From the 1920s on one can locate a fascinating, global convergence of avant-garde anthropology and experimental cinemas. In Latin America, this has often resulted in the manufacturing of social utopias and calls for radical figurations of the New Man, often by blurring nationalist and cosmopolitan fantasies dreamt up between Old and New Worlds.  Chilean exile film artist and theorist Raúl Ruiz belongs uneasily and dissonantly to this tradition. The program examines this discordance by screening some of Ruiz' little known short and small gauge films alongside the anthropological meditations of two of his contemporaries, Anna Maria Maiolino and Arthur Omar. The viewer is thus invited to experience and experiment with what Ruiz calls "trembling images."  

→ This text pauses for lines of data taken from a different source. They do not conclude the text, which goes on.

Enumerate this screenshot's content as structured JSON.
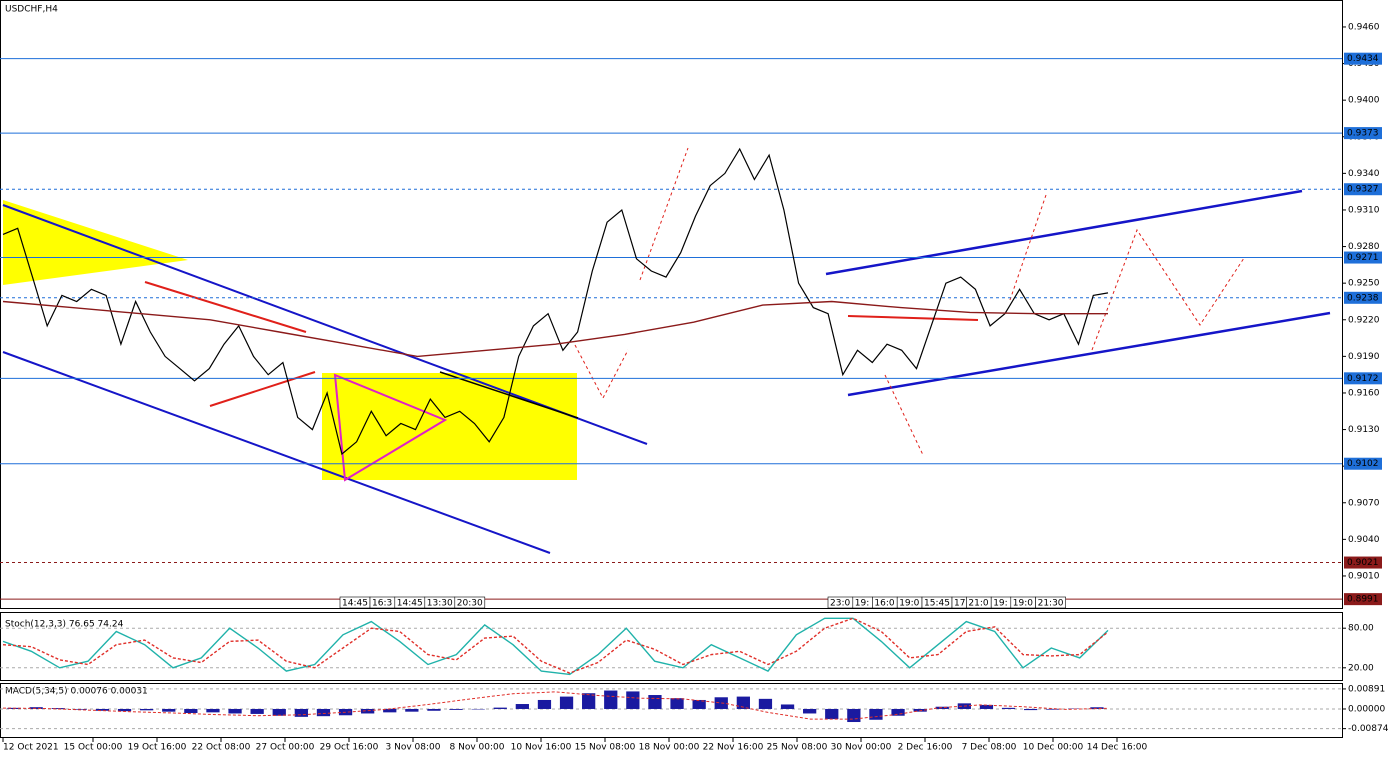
{
  "chart_data": [
    {
      "type": "line",
      "title": "USDCHF,H4",
      "ylim": [
        0.89862,
        0.94821
      ],
      "yticks": [
        {
          "value": 0.946,
          "label": "0.9460"
        },
        {
          "value": 0.943,
          "label": "0.9430"
        },
        {
          "value": 0.94,
          "label": "0.9400"
        },
        {
          "value": 0.937,
          "label": "0.9370"
        },
        {
          "value": 0.934,
          "label": "0.9340"
        },
        {
          "value": 0.931,
          "label": "0.9310"
        },
        {
          "value": 0.928,
          "label": "0.9280"
        },
        {
          "value": 0.925,
          "label": "0.9250"
        },
        {
          "value": 0.922,
          "label": "0.9220"
        },
        {
          "value": 0.919,
          "label": "0.9190"
        },
        {
          "value": 0.916,
          "label": "0.9160"
        },
        {
          "value": 0.913,
          "label": "0.9130"
        },
        {
          "value": 0.91,
          "label": "0.9100"
        },
        {
          "value": 0.907,
          "label": "0.9070"
        },
        {
          "value": 0.904,
          "label": "0.9040"
        },
        {
          "value": 0.901,
          "label": "0.9010"
        }
      ],
      "levels": [
        {
          "value": 0.9434,
          "color": "#1e6fd9",
          "dashed": false
        },
        {
          "value": 0.9373,
          "color": "#1e6fd9",
          "dashed": false
        },
        {
          "value": 0.9327,
          "color": "#1e6fd9",
          "dashed": true
        },
        {
          "value": 0.9271,
          "color": "#1e6fd9",
          "dashed": false
        },
        {
          "value": 0.9238,
          "color": "#1e6fd9",
          "dashed": true
        },
        {
          "value": 0.9172,
          "color": "#1e6fd9",
          "dashed": false
        },
        {
          "value": 0.9102,
          "color": "#1e6fd9",
          "dashed": false
        },
        {
          "value": 0.9021,
          "color": "#8b1a1a",
          "dashed": true
        },
        {
          "value": 0.8991,
          "color": "#8b1a1a",
          "dashed": false
        }
      ],
      "series": [
        {
          "color": "#000000",
          "values": [
            0.929,
            0.9295,
            0.9255,
            0.9215,
            0.924,
            0.9235,
            0.9245,
            0.924,
            0.92,
            0.9235,
            0.921,
            0.919,
            0.918,
            0.917,
            0.918,
            0.92,
            0.9215,
            0.919,
            0.9175,
            0.9185,
            0.914,
            0.913,
            0.916,
            0.911,
            0.912,
            0.9145,
            0.9125,
            0.9135,
            0.913,
            0.9155,
            0.914,
            0.9145,
            0.9135,
            0.912,
            0.914,
            0.919,
            0.9215,
            0.9225,
            0.9195,
            0.921,
            0.926,
            0.93,
            0.931,
            0.927,
            0.926,
            0.9255,
            0.9275,
            0.9305,
            0.933,
            0.934,
            0.936,
            0.9335,
            0.9355,
            0.931,
            0.925,
            0.923,
            0.9225,
            0.9175,
            0.9195,
            0.9185,
            0.92,
            0.9195,
            0.918,
            0.9215,
            0.925,
            0.9255,
            0.9245,
            0.9215,
            0.9225,
            0.9245,
            0.9225,
            0.922,
            0.9225,
            0.92,
            0.924,
            0.9242
          ]
        },
        {
          "color": "#8b1a1a",
          "values": [
            0.9235,
            0.923,
            0.9225,
            0.922,
            0.921,
            0.92,
            0.919,
            0.9195,
            0.92,
            0.9208,
            0.9218,
            0.9232,
            0.9235,
            0.923,
            0.9226,
            0.9225,
            0.9225
          ]
        }
      ],
      "time_markers": [
        [
          "14:45",
          "16:3",
          "14:45",
          "13:30",
          "20:30"
        ],
        [
          "23:0",
          "19:",
          "16:0",
          "19:0",
          "15:45",
          "17",
          "21:0",
          "19:",
          "19:0",
          "21:30"
        ]
      ],
      "date_labels": [
        "12 Oct 2021",
        "15 Oct 00:00",
        "19 Oct 16:00",
        "22 Oct 08:00",
        "27 Oct 00:00",
        "29 Oct 16:00",
        "3 Nov 08:00",
        "8 Nov 00:00",
        "10 Nov 16:00",
        "15 Nov 08:00",
        "18 Nov 00:00",
        "22 Nov 16:00",
        "25 Nov 08:00",
        "30 Nov 00:00",
        "2 Dec 16:00",
        "7 Dec 08:00",
        "10 Dec 00:00",
        "14 Dec 16:00"
      ]
    },
    {
      "type": "line",
      "title": "Stoch(12,3,3) 76.65 74.24",
      "ylim": [
        0,
        100
      ],
      "yticks": [
        {
          "value": 80,
          "label": "80.00"
        },
        {
          "value": 20,
          "label": "20.00"
        }
      ],
      "series": [
        {
          "color": "#20b2aa",
          "values": [
            60,
            45,
            20,
            30,
            75,
            55,
            20,
            35,
            80,
            50,
            15,
            25,
            70,
            90,
            60,
            25,
            40,
            85,
            55,
            15,
            10,
            40,
            80,
            30,
            20,
            55,
            35,
            15,
            70,
            95,
            95,
            60,
            20,
            55,
            90,
            75,
            20,
            50,
            35,
            76.65
          ]
        },
        {
          "color": "#e0302a",
          "dashed": true,
          "values": [
            55,
            52,
            32,
            25,
            55,
            62,
            35,
            28,
            60,
            62,
            30,
            20,
            50,
            80,
            75,
            40,
            32,
            65,
            68,
            30,
            12,
            28,
            62,
            48,
            25,
            40,
            45,
            25,
            45,
            80,
            95,
            75,
            35,
            40,
            75,
            82,
            40,
            38,
            40,
            74.24
          ]
        }
      ]
    },
    {
      "type": "bar",
      "title": "MACD(5,34,5) 0.00076 0.00031",
      "ylim": [
        -0.0129,
        0.0111
      ],
      "yticks": [
        0.00891,
        {
          "value": 0,
          "label": "0.00000"
        },
        -0.00874
      ],
      "color": "#1a1aa0",
      "values": [
        0.0005,
        0.0008,
        0.0004,
        -0.0003,
        -0.0008,
        -0.001,
        -0.0006,
        -0.0012,
        -0.0018,
        -0.0015,
        -0.002,
        -0.0022,
        -0.003,
        -0.0035,
        -0.0032,
        -0.0028,
        -0.002,
        -0.0015,
        -0.0012,
        -0.0008,
        -0.0004,
        -0.0002,
        0.0006,
        0.0022,
        0.004,
        0.0055,
        0.007,
        0.0082,
        0.0078,
        0.0062,
        0.0048,
        0.004,
        0.0052,
        0.0055,
        0.0045,
        0.002,
        -0.002,
        -0.0045,
        -0.0058,
        -0.0048,
        -0.003,
        -0.0012,
        0.001,
        0.0025,
        0.0018,
        0.0005,
        -0.0005,
        -0.0003,
        0.0002,
        0.00076
      ],
      "signal": {
        "color": "#e0302a",
        "values": [
          0.0004,
          0.0002,
          -0.0005,
          -0.0012,
          -0.0018,
          -0.0025,
          -0.003,
          -0.0026,
          -0.0015,
          -0.0002,
          0.002,
          0.0045,
          0.0068,
          0.0076,
          0.006,
          0.0048,
          0.0045,
          0.0025,
          -0.0015,
          -0.0045,
          -0.0045,
          -0.0025,
          0.0005,
          0.0018,
          0.001,
          -0.0002,
          0.00031
        ]
      }
    }
  ]
}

Opening the program is Brazilian Anna Maria Maiolino’s In-Out (Antropofagia), in which an insatiable mouth opens and closes repetitively, as it ingurgitates unidentifiable matter. Ruiz’s Le Don/ The Gift and The Film to Come search for an enigma by blending medieval philosophy, machine thinking, and modernist anthropology.  While the former explores the gift economy between cinema and its multiple doubles, the latter is a mystical short that has a narrator telling us about a "strange philanthropical secret society" that has been in existence for seven years at a certain building. Its members, Philokinetes, devote their energy and money to studying and promoting a fragment of film they call 'The Film to Come'. Shot in super 8mm, The Return of The Library Lover is a cinematic gem: a Borges-like hallucinatory promenade of a ghostly narrator erring in Santiago's urban landscape.  Concluding the program is O livro do Raoul, Brazilian essay-filmmaker and photographer Arthur Omar's moving travelogue and film tribute to his friend Raúl Ruiz.